Hello tuffers, an excellent question for starting an interesting path into the generally non-intuitive area of cosmology. I say generally non-intuitive, because it is non-intuitive to those of us regular-folks who hold so dearly to Newtonian mechanics. However, to those who study such things, I believe that the mechanics of cosmology are kind of intuitive? I dunno... I'm not that smart
Anyway, just thought I'd take the time to add one more piece of information that made me sad when I heard it:
Mr Jack writes:
The expansion of the universe is not primarily due to movement, but to the expansion of space itself. This expansion is not limited by the speed of light.
Mr Jack is very correct in his description. The favourite analogy at this point is to think of ants walking around on a rubber skin. The ants moving around at top-ant-speed can represent photons moving around at the speed of light (other objects can move around at slower ant-speeds). However, if we stretch the rubber skin (space expanding), the ants get even farther apart. Even two ants who aren't moving will get farther apart because of the stretching space between them.
One of the following conclusions is that two top-speed ants (representing light speed) may be moving directly towards each other, however the expansion of the rubber skin between them is so much that they are
still getting farther apart.
Therefore, without faster-than-light travel (seemingly impossible at this point) it is quite likely that there are parts of this universe that are even theoretically impossible for us to ever see or reach.
My heart saddened a bit when I realized that
Not sure why my heart was set on whizzing around the universe to places billions of light-years away... Also considering that
even if faster-than-light travel is possible, it's highly unlikely that it would ever be developed in my life time (therefore, there's no real difference to myself).

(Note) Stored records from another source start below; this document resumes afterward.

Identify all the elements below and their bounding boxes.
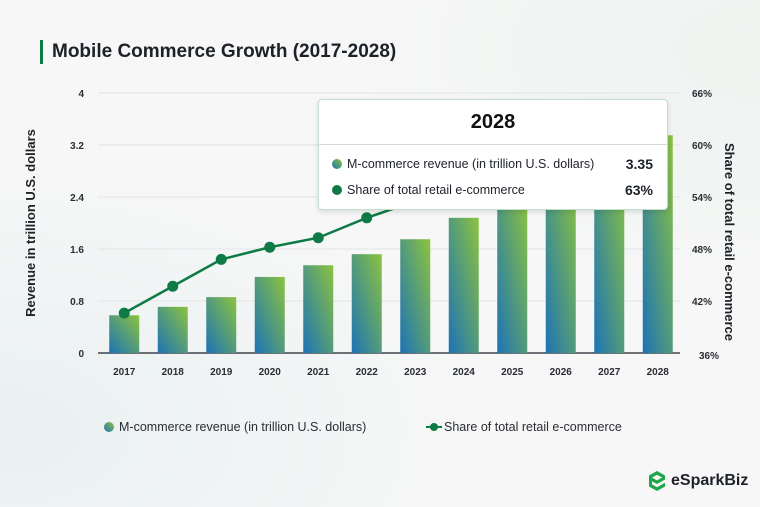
bar-2022 xyxy=(351,254,382,353)
bar-2025 xyxy=(497,197,528,353)
chart-title-bar: Mobile Commerce Growth (2017-2028) xyxy=(40,40,396,64)
y-axis-title-left: Revenue in trillion U.S. dollars xyxy=(23,129,38,317)
y-tick-label-right: 42% xyxy=(692,297,712,308)
y-tick-label-right: 36% xyxy=(699,351,719,362)
brand-name: eSparkBiz xyxy=(671,472,749,489)
y-tick-label-right: 54% xyxy=(692,193,712,204)
x-tick-label: 2021 xyxy=(307,367,330,378)
y-tick-label-left: 0.8 xyxy=(70,297,84,308)
point-2021 xyxy=(312,232,324,244)
bar-2023 xyxy=(400,239,431,353)
x-tick-label: 2023 xyxy=(404,367,427,378)
y-tick-label-left: 3.2 xyxy=(70,141,84,152)
x-tick-label: 2024 xyxy=(453,367,476,378)
tooltip-label: M-commerce revenue (in trillion U.S. dol… xyxy=(347,157,595,171)
y-tick-label-right: 66% xyxy=(692,89,712,100)
y-axis-title-right: Share of total retail e-commerce xyxy=(722,143,737,341)
line-marker-icon xyxy=(426,422,442,432)
x-tick-label: 2022 xyxy=(356,367,379,378)
brand-logo: eSparkBiz xyxy=(647,470,748,492)
bar-2024 xyxy=(448,217,479,353)
point-2020 xyxy=(264,241,276,253)
bar-2017 xyxy=(109,315,140,353)
tooltip-row-revenue: M-commerce revenue (in trillion U.S. dol… xyxy=(319,151,667,177)
gradient-dot-icon xyxy=(332,159,342,169)
x-tick-label: 2019 xyxy=(210,367,233,378)
tooltip-value: 63% xyxy=(624,182,653,198)
gradient-dot-icon xyxy=(104,422,114,432)
legend-item-revenue[interactable]: M-commerce revenue (in trillion U.S. dol… xyxy=(104,419,366,435)
x-tick-label: 2027 xyxy=(598,367,621,378)
bar-2021 xyxy=(303,265,334,353)
y-tick-label-left: 1.6 xyxy=(70,245,84,256)
y-tick-label-left: 0 xyxy=(78,349,84,360)
x-tick-label: 2018 xyxy=(162,367,185,378)
tooltip-value: 3.35 xyxy=(625,156,653,172)
dot-icon xyxy=(332,185,342,195)
y-tick-label-right: 60% xyxy=(692,141,712,152)
bar-2018 xyxy=(157,306,188,353)
bar-2019 xyxy=(206,297,237,353)
x-tick-label: 2020 xyxy=(259,367,282,378)
chart-title: Mobile Commerce Growth (2017-2028) xyxy=(52,41,397,62)
y-tick-label-left: 2.4 xyxy=(70,193,84,204)
y-tick-label-right: 48% xyxy=(692,245,712,256)
point-2022 xyxy=(361,212,373,224)
tooltip-year: 2028 xyxy=(319,100,667,145)
tooltip-label: Share of total retail e-commerce xyxy=(347,183,525,197)
x-tick-label: 2028 xyxy=(647,367,670,378)
legend-item-share[interactable]: Share of total retail e-commerce xyxy=(426,419,622,435)
bar-2020 xyxy=(254,276,285,353)
point-2017 xyxy=(118,307,130,319)
x-tick-label: 2026 xyxy=(550,367,573,378)
x-tick-label: 2017 xyxy=(113,367,136,378)
legend-label: M-commerce revenue (in trillion U.S. dol… xyxy=(119,420,367,434)
tooltip: 2028 M-commerce revenue (in trillion U.S… xyxy=(318,99,668,210)
y-tick-label-left: 4 xyxy=(78,89,84,100)
point-2018 xyxy=(167,280,179,292)
esparkbiz-logo-icon xyxy=(649,471,665,491)
legend-label: Share of total retail e-commerce xyxy=(444,420,622,434)
tooltip-row-share: Share of total retail e-commerce 63% xyxy=(319,177,667,203)
x-tick-label: 2025 xyxy=(501,367,524,378)
point-2019 xyxy=(215,253,227,265)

But, just the knowledge that even
theoretical travel to certain areas of the universe may very well be impossible just makes me feel a bit... left out
As far as the number for the size of the universe goes, I think it's important to remember that it's not simply a best-guess at the actual size of the universe. It's more a best-guess at the
lower-bound for the actual size of the universe. That is, it's our best guess that the universe must be
at least that big. But it's impossible (at the moment, I think?) for us to know, or even guess at, an upper-bound for the size of the universe.